マイナンバーは従来、法律で社会保障と税、それに災害対策の3分野に利用できる範囲が限定されていたが、6月2日に成立した改正案によって国家資格の更新や自動車に関わる登録、外国人の行政手続きなどの分野にも範囲が広がり、また法で認められた業務に「準ずる事務」なら法改正せずに政省令で利用できるようにもなった。
また例えば、「公金受取口座」として、マイナンバーと銀行口座の紐づけは現在任意だが、財務省としては国民の財産把握のためにやがては全口座強制に持って行きたいという意欲を抱いている。
現在でも当局が犯罪等に関係した個人口座を調べる事は可能だが、やがては法改正等が必要なものの令状なしで即時に調べる事や口座凍結、預金封鎖等を可能なようにしたいというのは、政府・官僚機構が本能として持っているだろう。

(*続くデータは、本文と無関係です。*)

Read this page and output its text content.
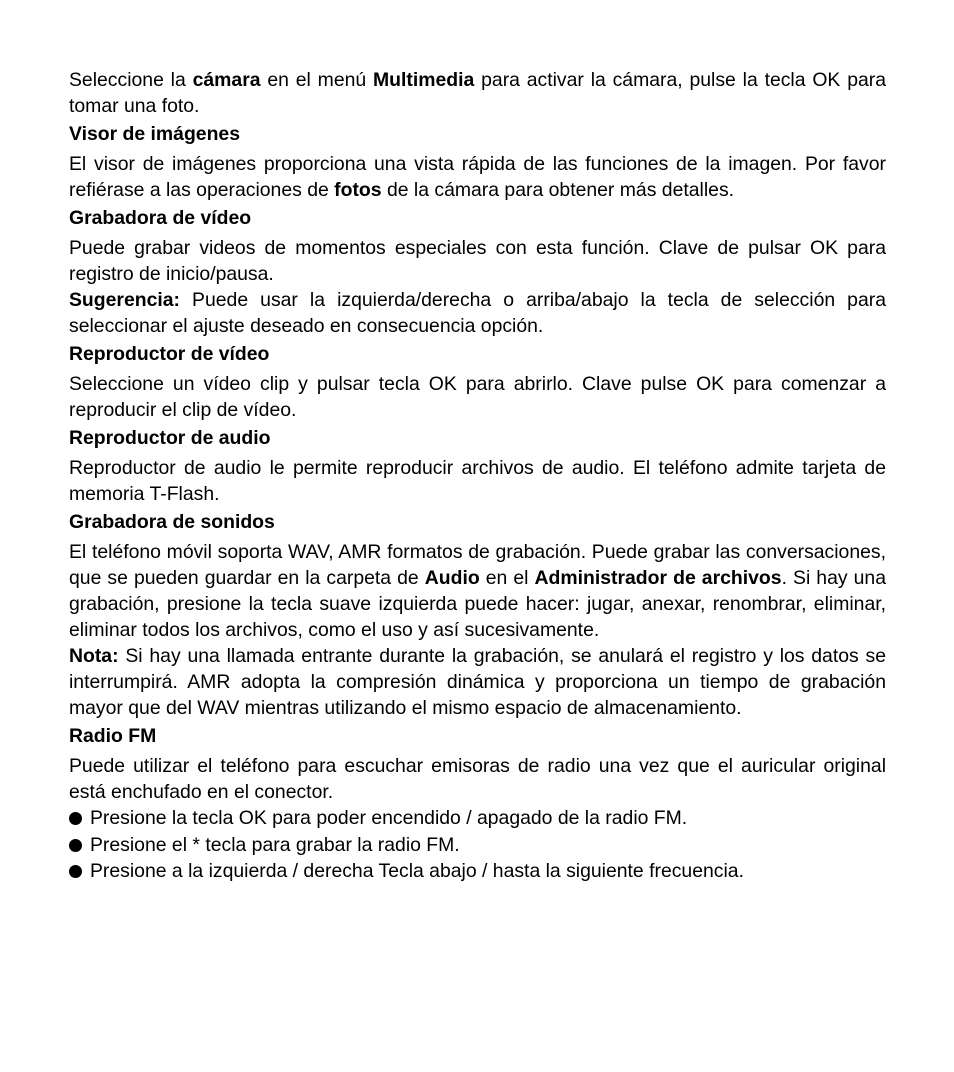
Seleccione la cámara en el menú Multimedia para activar la cámara, pulse la tecla OK para tomar una foto.

Visor de imágenes

El visor de imágenes proporciona una vista rápida de las funciones de la imagen. Por favor refiérase a las operaciones de fotos de la cámara para obtener más detalles.

Grabadora de vídeo

Puede grabar videos de momentos especiales con esta función. Clave de pulsar OK para registro de inicio/pausa.

Sugerencia: Puede usar la izquierda/derecha o arriba/abajo la tecla de selección para seleccionar el ajuste deseado en consecuencia opción.

Reproductor de vídeo

Seleccione un vídeo clip y pulsar tecla OK para abrirlo. Clave pulse OK para comenzar a reproducir el clip de vídeo.

Reproductor de audio

Reproductor de audio le permite reproducir archivos de audio. El teléfono admite tarjeta de memoria T-Flash.

Grabadora de sonidos

El teléfono móvil soporta WAV, AMR formatos de grabación. Puede grabar las conversaciones, que se pueden guardar en la carpeta de Audio en el Administrador de archivos. Si hay una grabación, presione la tecla suave izquierda puede hacer: jugar, anexar, renombrar, eliminar, eliminar todos los archivos, como el uso y así sucesivamente.

Nota: Si hay una llamada entrante durante la grabación, se anulará el registro y los datos se interrumpirá. AMR adopta la compresión dinámica y proporciona un tiempo de grabación mayor que del WAV mientras utilizando el mismo espacio de almacenamiento.

Radio FM

Puede utilizar el teléfono para escuchar emisoras de radio una vez que el auricular original está enchufado en el conector.

Presione la tecla OK para poder encendido / apagado de la radio FM.
Presione el * tecla para grabar la radio FM.
Presione a la izquierda / derecha Tecla abajo / hasta la siguiente frecuencia.
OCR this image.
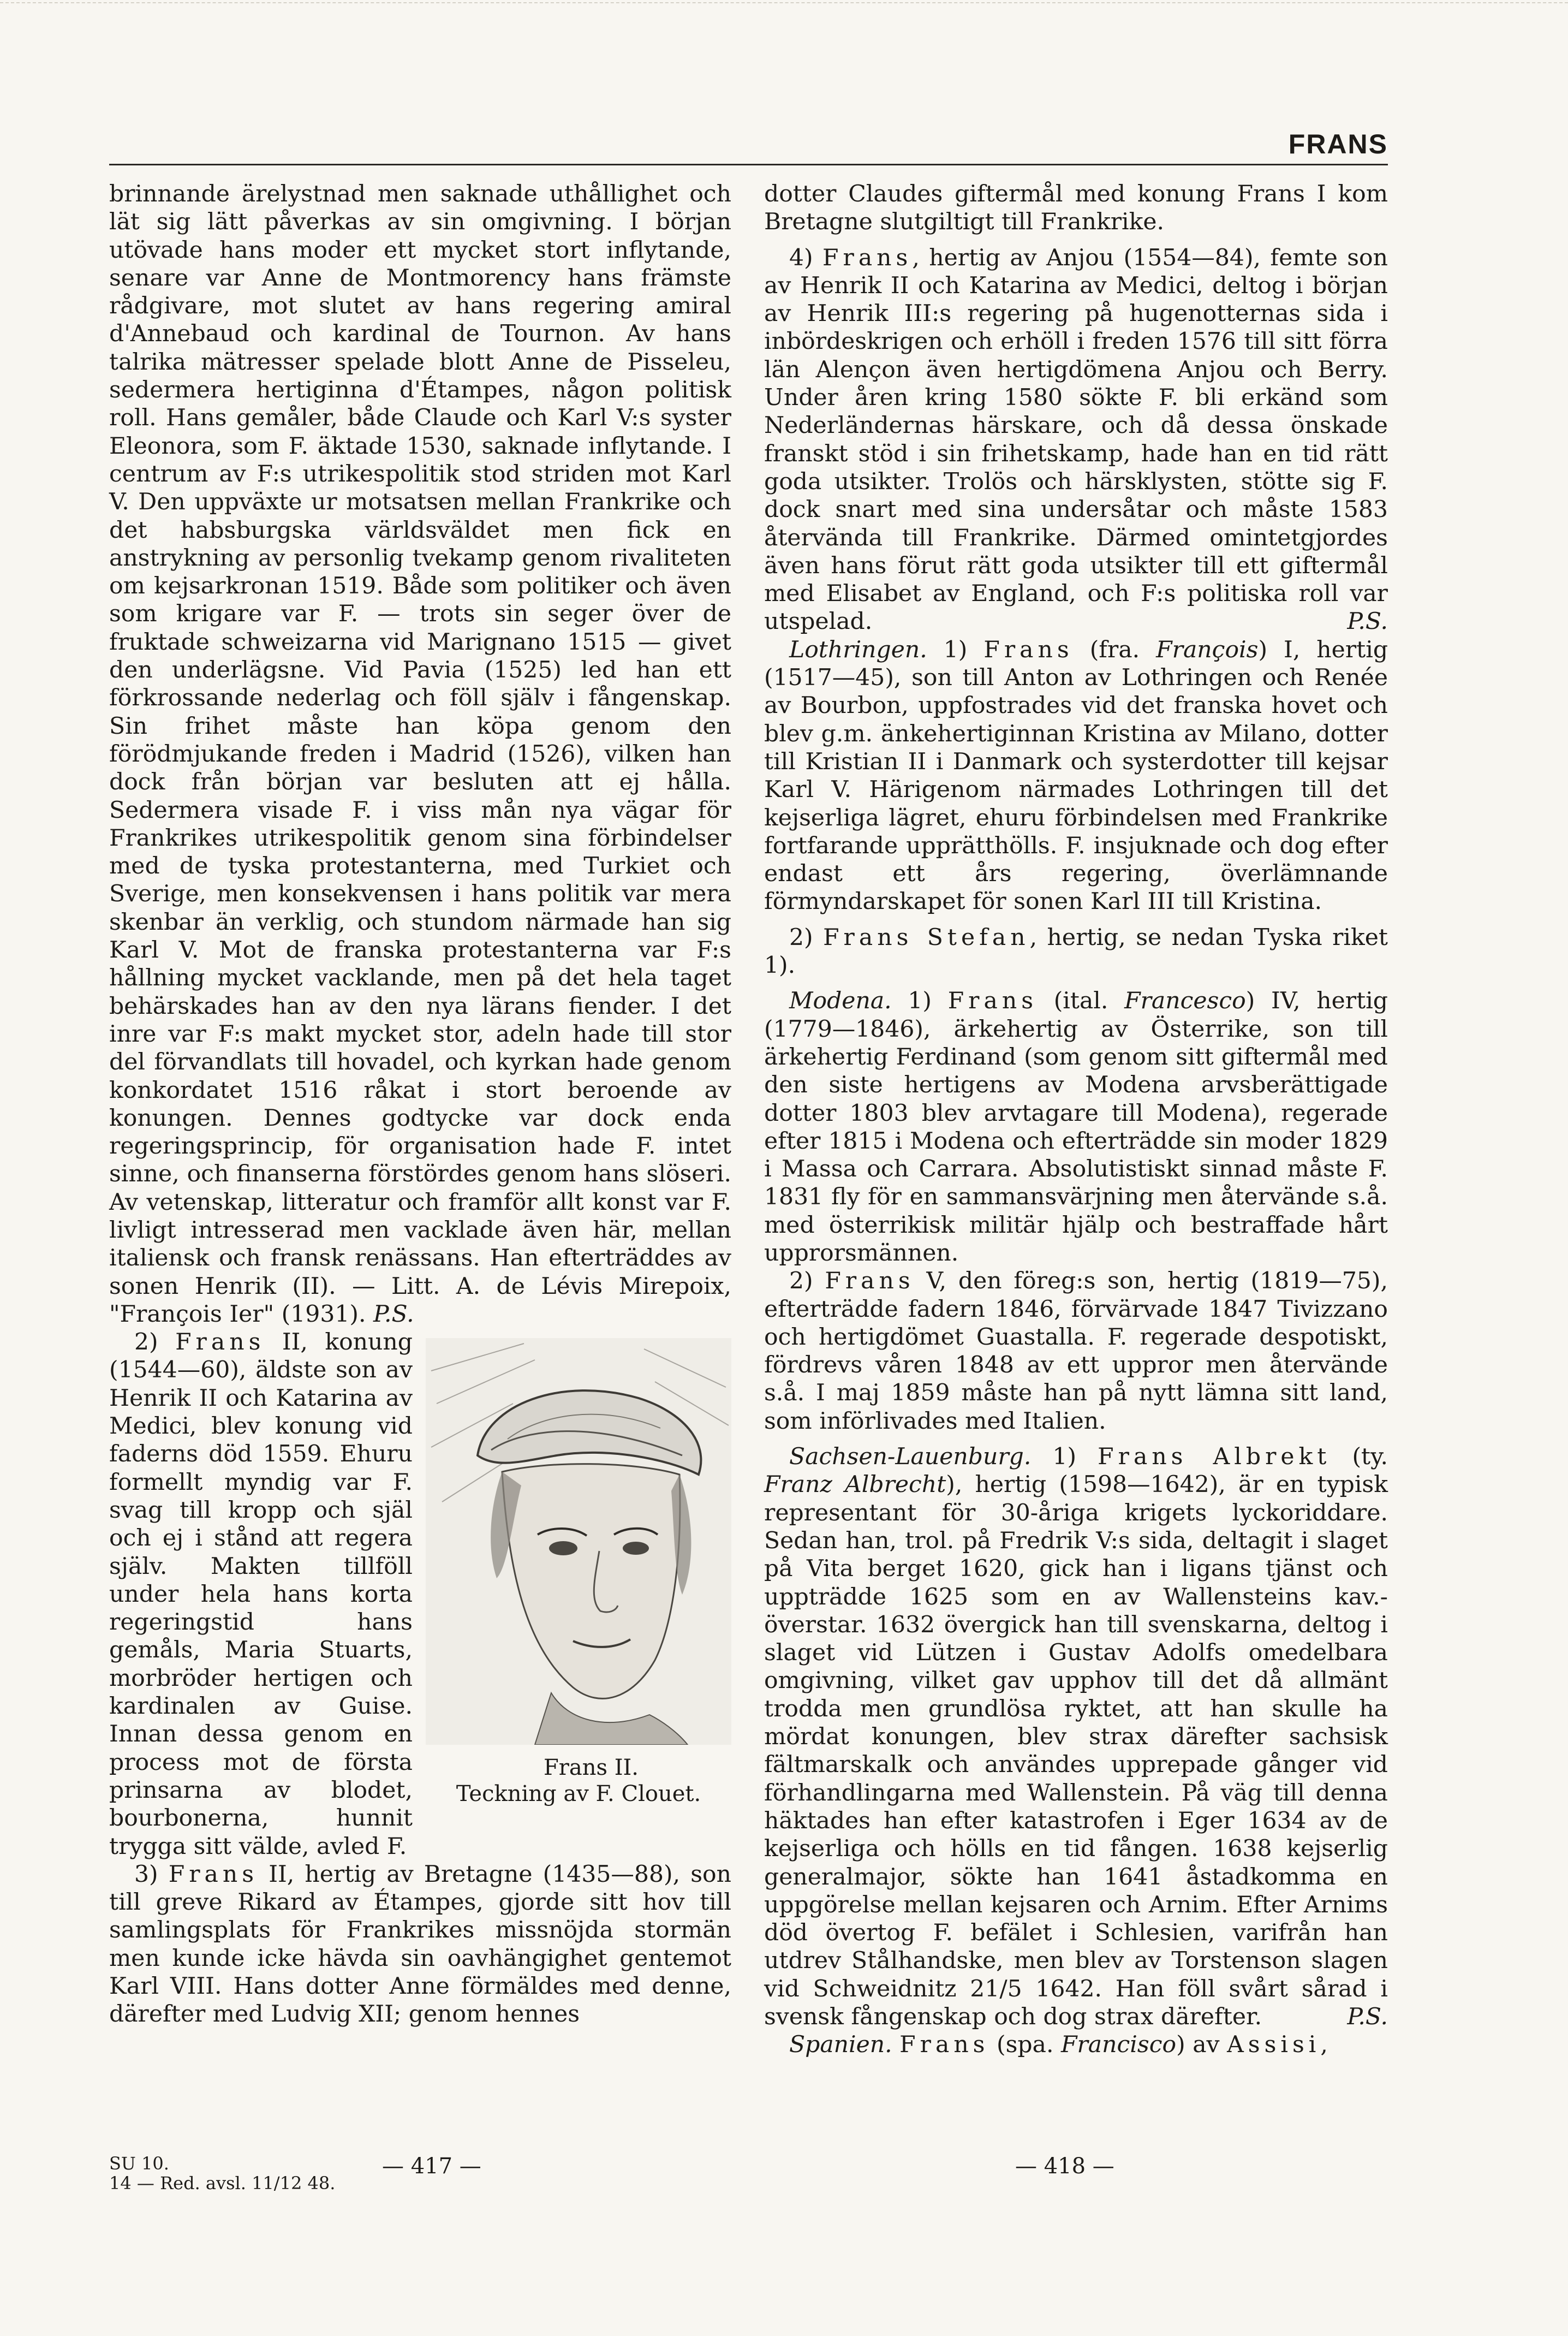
FRANS

brinnande ärelystnad men saknade uthållighet och lät sig lätt påverkas av sin omgivning. I början utövade hans moder ett mycket stort inflytande, senare var Anne de Montmorency hans främste rådgivare, mot slutet av hans regering amiral d'Annebaud och kardinal de Tournon. Av hans talrika mätresser spelade blott Anne de Pisseleu, sedermera hertiginna d'Étampes, någon politisk roll. Hans gemåler, både Claude och Karl V:s syster Eleonora, som F. äktade 1530, saknade inflytande. I centrum av F:s utrikespolitik stod striden mot Karl V. Den uppväxte ur motsatsen mellan Frankrike och det habsburgska världsväldet men fick en anstrykning av personlig tvekamp genom rivaliteten om kejsarkronan 1519. Både som politiker och även som krigare var F. — trots sin seger över de fruktade schweizarna vid Marignano 1515 — givet den underlägsne. Vid Pavia (1525) led han ett förkrossande nederlag och föll själv i fångenskap. Sin frihet måste han köpa genom den förödmjukande freden i Madrid (1526), vilken han dock från början var besluten att ej hålla. Sedermera visade F. i viss mån nya vägar för Frankrikes utrikespolitik genom sina förbindelser med de tyska protestanterna, med Turkiet och Sverige, men konsekvensen i hans politik var mera skenbar än verklig, och stundom närmade han sig Karl V. Mot de franska protestanterna var F:s hållning mycket vacklande, men på det hela taget behärskades han av den nya lärans fiender. I det inre var F:s makt mycket stor, adeln hade till stor del förvandlats till hovadel, och kyrkan hade genom konkordatet 1516 råkat i stort beroende av konungen. Dennes godtycke var dock enda regeringsprincip, för organisation hade F. intet sinne, och finanserna förstördes genom hans slöseri. Av vetenskap, litteratur och framför allt konst var F. livligt intresserad men vacklade även här, mellan italiensk och fransk renässans. Han efterträddes av sonen Henrik (II). — Litt. A. de Lévis Mirepoix, "François Ier" (1931). P.S.

2) Frans
Frans II.
Teckning av F. Clouet.
II, konung (1544—60), äldste son av Henrik II och Katarina av Medici, blev konung vid faderns död 1559. Ehuru formellt myndig var F. svag till kropp och själ och ej i stånd att regera själv. Makten tillföll under hela hans korta regeringstid hans gemåls, Maria Stuarts, morbröder hertigen och kardinalen av Guise. Innan dessa genom en process mot de första prinsarna av blodet, bourbonerna, hunnit trygga sitt välde, avled F.

3) Frans II, hertig av Bretagne (1435—88), son till greve Rikard av Étampes, gjorde sitt hov till samlingsplats för Frankrikes missnöjda stormän men kunde icke hävda sin oavhängighet gentemot Karl VIII. Hans dotter Anne förmäldes med denne, därefter med Ludvig XII; genom hennes

dotter Claudes giftermål med konung Frans I kom Bretagne slutgiltigt till Frankrike.

4) Frans, hertig av Anjou (1554—84), femte son av Henrik II och Katarina av Medici, deltog i början av Henrik III:s regering på hugenotternas sida i inbördeskrigen och erhöll i freden 1576 till sitt förra län Alençon även hertigdömena Anjou och Berry. Under åren kring 1580 sökte F. bli erkänd som Nederländernas härskare, och då dessa önskade franskt stöd i sin frihetskamp, hade han en tid rätt goda utsikter. Trolös och härsklysten, stötte sig F. dock snart med sina undersåtar och måste 1583 återvända till Frankrike. Därmed omintetgjordes även hans förut rätt goda utsikter till ett giftermål med Elisabet av England, och F:s politiska roll var utspelad.	P.S.

Lothringen. 1) Frans (fra. François) I, hertig (1517—45), son till Anton av Lothringen och Renée av Bourbon, uppfostrades vid det franska hovet och blev g.m. änkehertiginnan Kristina av Milano, dotter till Kristian II i Danmark och systerdotter till kejsar Karl V. Härigenom närmades Lothringen till det kejserliga lägret, ehuru förbindelsen med Frankrike fortfarande upprätthölls. F. insjuknade och dog efter endast ett års regering, överlämnande förmyndarskapet för sonen Karl III till Kristina.

2) Frans Stefan, hertig, se nedan Tyska riket 1).

Modena. 1) Frans (ital. Francesco) IV, hertig (1779—1846), ärkehertig av Österrike, son till ärkehertig Ferdinand (som genom sitt giftermål med den siste hertigens av Modena arvsberättigade dotter 1803 blev arvtagare till Modena), regerade efter 1815 i Modena och efterträdde sin moder 1829 i Massa och Carrara. Absolutistiskt sinnad måste F. 1831 fly för en sammansvärjning men återvände s.å. med österrikisk militär hjälp och bestraffade hårt upprorsmännen.

2) Frans V, den föreg:s son, hertig (1819—75), efterträdde fadern 1846, förvärvade 1847 Tivizzano och hertigdömet Guastalla. F. regerade despotiskt, fördrevs våren 1848 av ett uppror men återvände s.å. I maj 1859 måste han på nytt lämna sitt land, som införlivades med Italien.

Sachsen-Lauenburg. 1) Frans Albrekt (ty. Franz Albrecht), hertig (1598—1642), är en typisk representant för 30-åriga krigets lyckoriddare. Sedan han, trol. på Fredrik V:s sida, deltagit i slaget på Vita berget 1620, gick han i ligans tjänst och uppträdde 1625 som en av Wallensteins kav.-överstar. 1632 övergick han till svenskarna, deltog i slaget vid Lützen i Gustav Adolfs omedelbara omgivning, vilket gav upphov till det då allmänt trodda men grundlösa ryktet, att han skulle ha mördat konungen, blev strax därefter sachsisk fältmarskalk och användes upprepade gånger vid förhandlingarna med Wallenstein. På väg till denna häktades han efter katastrofen i Eger 1634 av de kejserliga och hölls en tid fången. 1638 kejserlig generalmajor, sökte han 1641 åstadkomma en uppgörelse mellan kejsaren och Arnim. Efter Arnims död övertog F. befälet i Schlesien, varifrån han utdrev Stålhandske, men blev av Torstenson slagen vid Schweidnitz 21/5 1642. Han föll svårt sårad i svensk fångenskap och dog strax därefter.	P.S.

Spanien. Frans (spa. Francisco) av Assisi,

SU 10.
14 — Red. avsl. 11/12 48.
— 417 —	— 418 —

マイナンバーカード取得の事実上の義務化は、直接的には必ずしも関係なくとも、空気で動く日本社会では、こうしたマイナンバー制度の政府権限の拡大へなし崩し的に進むための精神的舗装道路とも成り得る。特に現在、左派野党が政権運営能力の涵養をハナから放棄している中、日本維新や国民民主もLGBT理解増進法案等に賛成する等、自民公明の別動隊のように動いており歯止めとしての機能が期待薄であるため、事は一気に進む機運がある。
諸外国でのマイナンバーに準ずる制度では、エストニア等の比較的小規模な国では、「電子政府」と言われるように広範囲に行政手続きに組み込み、独仏等の比較的大きな国ではプライバシー面の懸念から部分的、分割的な運用に留めている傾向がある。また、米国や韓国では実際の弊害も起きているようである。
日本では、こうした諸外国の事例、事情を深く観察し、利害得失を勘案しその適用範囲を慎重に定めるべきである。マスメディアもパーシャルで表面的、刹那的な事以上のものを語る意欲と能力を欠いている中、国民自身が目覚める必要があるだろう。